Ana Margarida Craveiro está preocupada com a credibilidade dos políticos. Dos políticos do PS, em geral. E de Sócrates, em especial. Os outros, não contam. Até porque seria uma trabalheira começar a ter opiniões quanto à credibilidade dos políticos do PSD, é melhor ignorar. Pois muito bem. E que fez o malandro do Sócrates? Segundo a Ana, Sócrates licenciou-se ao domingo, com exames feitos por fax. Posteriormente, ela veio partilhar a sua fonte de informação, bastaria ler aqui. Acontece que ali não se diz o que ela diz, e que tanto pulha repete, pelo contrário. O enigma adensa-se.
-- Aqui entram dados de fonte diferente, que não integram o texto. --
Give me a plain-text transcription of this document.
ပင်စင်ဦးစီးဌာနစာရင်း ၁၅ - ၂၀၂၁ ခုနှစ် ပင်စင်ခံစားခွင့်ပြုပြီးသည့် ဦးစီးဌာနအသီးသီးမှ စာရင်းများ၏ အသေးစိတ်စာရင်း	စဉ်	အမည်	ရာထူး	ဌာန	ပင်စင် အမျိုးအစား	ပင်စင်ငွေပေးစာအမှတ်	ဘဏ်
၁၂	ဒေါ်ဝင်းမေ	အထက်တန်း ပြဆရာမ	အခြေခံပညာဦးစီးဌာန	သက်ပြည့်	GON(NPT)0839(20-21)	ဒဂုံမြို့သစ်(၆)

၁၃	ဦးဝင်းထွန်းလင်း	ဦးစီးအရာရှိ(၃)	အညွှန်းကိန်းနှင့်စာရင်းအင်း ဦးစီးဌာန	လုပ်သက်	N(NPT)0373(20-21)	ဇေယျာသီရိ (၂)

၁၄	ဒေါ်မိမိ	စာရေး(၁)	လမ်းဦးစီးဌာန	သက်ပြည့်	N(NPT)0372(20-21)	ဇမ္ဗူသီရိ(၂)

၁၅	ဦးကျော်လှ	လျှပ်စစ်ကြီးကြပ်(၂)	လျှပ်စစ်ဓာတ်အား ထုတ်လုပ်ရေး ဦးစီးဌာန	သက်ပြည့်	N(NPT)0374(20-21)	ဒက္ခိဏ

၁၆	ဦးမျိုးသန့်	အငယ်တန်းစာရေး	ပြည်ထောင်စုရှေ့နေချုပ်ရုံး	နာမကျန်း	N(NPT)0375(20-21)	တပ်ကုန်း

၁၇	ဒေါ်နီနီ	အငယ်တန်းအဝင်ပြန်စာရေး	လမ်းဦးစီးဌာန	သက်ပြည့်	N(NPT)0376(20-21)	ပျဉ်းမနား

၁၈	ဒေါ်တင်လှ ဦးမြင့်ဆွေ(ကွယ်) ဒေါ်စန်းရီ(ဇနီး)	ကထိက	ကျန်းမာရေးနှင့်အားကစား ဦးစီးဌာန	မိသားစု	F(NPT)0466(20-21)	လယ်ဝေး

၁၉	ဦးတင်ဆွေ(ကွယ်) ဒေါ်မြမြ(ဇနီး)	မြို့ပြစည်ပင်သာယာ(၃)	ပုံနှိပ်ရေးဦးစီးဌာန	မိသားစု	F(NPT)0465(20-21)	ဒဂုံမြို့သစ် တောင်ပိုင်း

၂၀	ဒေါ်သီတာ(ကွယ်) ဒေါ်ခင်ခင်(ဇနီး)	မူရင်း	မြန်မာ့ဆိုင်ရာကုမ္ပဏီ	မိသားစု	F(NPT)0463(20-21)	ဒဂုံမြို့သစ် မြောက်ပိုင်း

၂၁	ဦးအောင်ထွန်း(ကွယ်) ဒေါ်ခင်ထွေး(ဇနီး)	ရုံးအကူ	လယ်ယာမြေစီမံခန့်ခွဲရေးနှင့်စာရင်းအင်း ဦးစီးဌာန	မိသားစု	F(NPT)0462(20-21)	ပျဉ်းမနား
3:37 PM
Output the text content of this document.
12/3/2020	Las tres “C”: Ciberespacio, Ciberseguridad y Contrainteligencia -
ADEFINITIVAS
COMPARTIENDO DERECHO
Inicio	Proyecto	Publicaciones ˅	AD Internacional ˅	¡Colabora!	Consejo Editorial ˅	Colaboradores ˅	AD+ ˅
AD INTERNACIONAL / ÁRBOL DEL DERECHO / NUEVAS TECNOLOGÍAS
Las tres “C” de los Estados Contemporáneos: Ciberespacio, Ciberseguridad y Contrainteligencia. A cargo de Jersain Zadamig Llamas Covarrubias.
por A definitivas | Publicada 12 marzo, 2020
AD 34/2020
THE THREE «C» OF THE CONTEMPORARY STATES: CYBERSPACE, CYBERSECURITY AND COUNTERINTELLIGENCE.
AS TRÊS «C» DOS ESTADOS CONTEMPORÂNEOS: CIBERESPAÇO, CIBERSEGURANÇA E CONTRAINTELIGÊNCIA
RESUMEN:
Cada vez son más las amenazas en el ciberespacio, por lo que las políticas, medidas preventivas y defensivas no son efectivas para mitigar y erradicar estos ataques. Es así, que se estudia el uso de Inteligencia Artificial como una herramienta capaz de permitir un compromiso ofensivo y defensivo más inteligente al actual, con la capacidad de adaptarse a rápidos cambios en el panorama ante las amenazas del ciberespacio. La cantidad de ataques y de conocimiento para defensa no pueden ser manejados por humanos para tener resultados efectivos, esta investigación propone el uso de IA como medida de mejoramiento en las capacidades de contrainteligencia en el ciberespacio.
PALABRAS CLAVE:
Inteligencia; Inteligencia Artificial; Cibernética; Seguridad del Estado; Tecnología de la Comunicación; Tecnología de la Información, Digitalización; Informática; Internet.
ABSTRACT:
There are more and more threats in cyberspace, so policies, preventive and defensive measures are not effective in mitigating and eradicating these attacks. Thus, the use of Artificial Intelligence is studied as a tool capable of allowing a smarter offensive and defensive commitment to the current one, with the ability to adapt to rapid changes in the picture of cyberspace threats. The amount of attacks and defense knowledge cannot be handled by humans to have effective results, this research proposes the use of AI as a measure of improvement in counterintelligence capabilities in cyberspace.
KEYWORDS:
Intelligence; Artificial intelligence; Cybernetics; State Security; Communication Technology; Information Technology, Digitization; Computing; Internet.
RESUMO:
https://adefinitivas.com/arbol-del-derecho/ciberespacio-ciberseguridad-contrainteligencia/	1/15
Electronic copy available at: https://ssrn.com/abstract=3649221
Não lhe merece qualquer respeito a palavra do próprio aquando do esclarecimento dos factos? Estaria a Ana na disposição de provar o que diz? E, no caso de não estar, como qualifica as suas acusações? Já agora, uma curiosidade: estando pressuposto na difamação que Sócrates foi favorecido ao mais alto nível, para quê enviar faxes, qual a necessidade do domingo? É que qualquer um, vulgar cidadão, tem histórias as mais coloridas, patéticas ou escabrosas, para contar acerca dos seus anos de estudo em escolas públicas ou privadas. Ao pé delas, o que se diz das anomalias na formação académica de Sócrates é risível.
Uma coisa é certa, Ana: não existem licenciaturas em carácter, somos todos autodidactas. A avaliar pelo que mostras neste caso, estás chumbada. É estudar mais e melhor, incluindo aos domingos.